Speaking at an AWS-sponsored conference Friday, Alex Voultepsis, chief of the National Security Agency's Engineering and Planning Office said the new cloud is helping agencies "stuck in heritage systems" start moving to the new C2S cloud, according to the report. C2S is shorthand for the commercial cloud services contract that resulted in the new cloud which started going live last August,
The use of a single set of infrastructure improves security over using older multiple data centers, speakers said. Jason Hess, cloud security manager for the National Geospatial-Intelligence Agency, the first of 17 agencies to put an application in the new cloud, said consolidation means less complexity, which makes the infrastructure easier to protect.
Two years ago, the CIA selected AWS to build and run a special, secure cloud to be used by 17 intelligence-related agencies, in a contract valued at $600 million. That was a watershed event for Amazon, the leader in public cloud services. Many companies with regulatory and compliance concerns resist the notion of using public cloud infrastructure, in which resources are typically shared by many customers, although Amazon cordons off sections of its public cloud for use by select customers.
But, as Amazon senior vice president of web services Andy Jassy told Fortune recently, news of Amazon's selection by the CIA gave other security-conscious companies cover to follow suit. "They would say 'well, if the security and performance is good [enough] for the CIA, then it's probably good enough for us,'" Jassy said.
And, the fact that AWS beat out IBM(ibm) despite submitting a higher bid for the work, must have been especially sweet for the company.
The use of a single set of infrastructure versus multiple older data centers actually boosts security, conference speakers said. Jason Hess, cloud security manager for the National Geospatial-Intelligence Agency, the first group to put an application in the new cloud, said consolidation means less complexity, and less complex infrastructure is easier to lock down.

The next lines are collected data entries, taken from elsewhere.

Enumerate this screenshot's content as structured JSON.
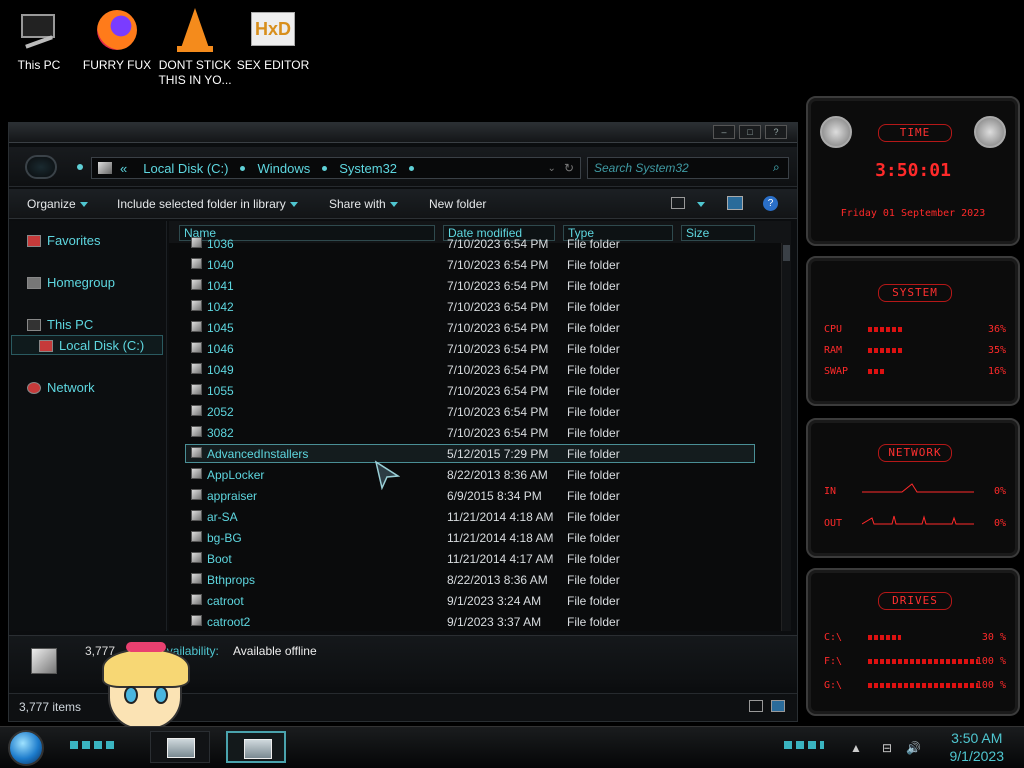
{
  "desktop": {
    "icons": [
      {
        "label": "This PC"
      },
      {
        "label": "FURRY FUX"
      },
      {
        "label": "DONT STICK THIS IN YO..."
      },
      {
        "label": "SEX EDITOR"
      }
    ]
  },
  "explorer": {
    "address": {
      "prefix": "«",
      "crumbs": [
        "Local Disk (C:)",
        "Windows",
        "System32"
      ]
    },
    "search_placeholder": "Search System32",
    "commands": {
      "organize": "Organize",
      "include": "Include selected folder in library",
      "share": "Share with",
      "new_folder": "New folder"
    },
    "nav": {
      "favorites": "Favorites",
      "homegroup": "Homegroup",
      "this_pc": "This PC",
      "local_disk": "Local Disk (C:)",
      "network": "Network"
    },
    "columns": {
      "name": "Name",
      "date": "Date modified",
      "type": "Type",
      "size": "Size"
    },
    "rows": [
      {
        "name": "1036",
        "date": "7/10/2023 6:54 PM",
        "type": "File folder"
      },
      {
        "name": "1040",
        "date": "7/10/2023 6:54 PM",
        "type": "File folder"
      },
      {
        "name": "1041",
        "date": "7/10/2023 6:54 PM",
        "type": "File folder"
      },
      {
        "name": "1042",
        "date": "7/10/2023 6:54 PM",
        "type": "File folder"
      },
      {
        "name": "1045",
        "date": "7/10/2023 6:54 PM",
        "type": "File folder"
      },
      {
        "name": "1046",
        "date": "7/10/2023 6:54 PM",
        "type": "File folder"
      },
      {
        "name": "1049",
        "date": "7/10/2023 6:54 PM",
        "type": "File folder"
      },
      {
        "name": "1055",
        "date": "7/10/2023 6:54 PM",
        "type": "File folder"
      },
      {
        "name": "2052",
        "date": "7/10/2023 6:54 PM",
        "type": "File folder"
      },
      {
        "name": "3082",
        "date": "7/10/2023 6:54 PM",
        "type": "File folder"
      },
      {
        "name": "AdvancedInstallers",
        "date": "5/12/2015 7:29 PM",
        "type": "File folder"
      },
      {
        "name": "AppLocker",
        "date": "8/22/2013 8:36 AM",
        "type": "File folder"
      },
      {
        "name": "appraiser",
        "date": "6/9/2015 8:34 PM",
        "type": "File folder"
      },
      {
        "name": "ar-SA",
        "date": "11/21/2014 4:18 AM",
        "type": "File folder"
      },
      {
        "name": "bg-BG",
        "date": "11/21/2014 4:18 AM",
        "type": "File folder"
      },
      {
        "name": "Boot",
        "date": "11/21/2014 4:17 AM",
        "type": "File folder"
      },
      {
        "name": "Bthprops",
        "date": "8/22/2013 8:36 AM",
        "type": "File folder"
      },
      {
        "name": "catroot",
        "date": "9/1/2023 3:24 AM",
        "type": "File folder"
      },
      {
        "name": "catroot2",
        "date": "9/1/2023 3:37 AM",
        "type": "File folder"
      }
    ],
    "selected_index": 10,
    "details": {
      "count": "3,777",
      "availability_label": "Availability:",
      "availability_value": "Available offline"
    },
    "status": {
      "items": "3,777 items"
    }
  },
  "gadgets": {
    "time": {
      "title": "TIME",
      "clock": "3:50:01",
      "date": "Friday 01 September 2023"
    },
    "system": {
      "title": "SYSTEM",
      "rows": [
        {
          "label": "CPU",
          "value": "36%",
          "level": 0.36
        },
        {
          "label": "RAM",
          "value": "35%",
          "level": 0.35
        },
        {
          "label": "SWAP",
          "value": "16%",
          "level": 0.16
        }
      ]
    },
    "network": {
      "title": "NETWORK",
      "in_label": "IN",
      "in_value": "0%",
      "out_label": "OUT",
      "out_value": "0%"
    },
    "drives": {
      "title": "DRIVES",
      "rows": [
        {
          "label": "C:\\",
          "value": "30 %",
          "level": 0.3
        },
        {
          "label": "F:\\",
          "value": "100 %",
          "level": 1.0
        },
        {
          "label": "G:\\",
          "value": "100 %",
          "level": 1.0
        }
      ]
    }
  },
  "taskbar": {
    "time": "3:50 AM",
    "date": "9/1/2023"
  }
}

Old-school IT people are often referred to as "server huggers" because they feel that if they own and control their hardware, they can protect it better than an outside provider can. That is a perception that Amazon and other cloud providers have to combat.
None of this is to say there haven't been hiccups. Kristine Guisewite, information system security engineer at defense contractor Raytheon(rtn), cited some issues with autoscaling, a feature that turns machines on and off based on demand, but she expects fixes within six months.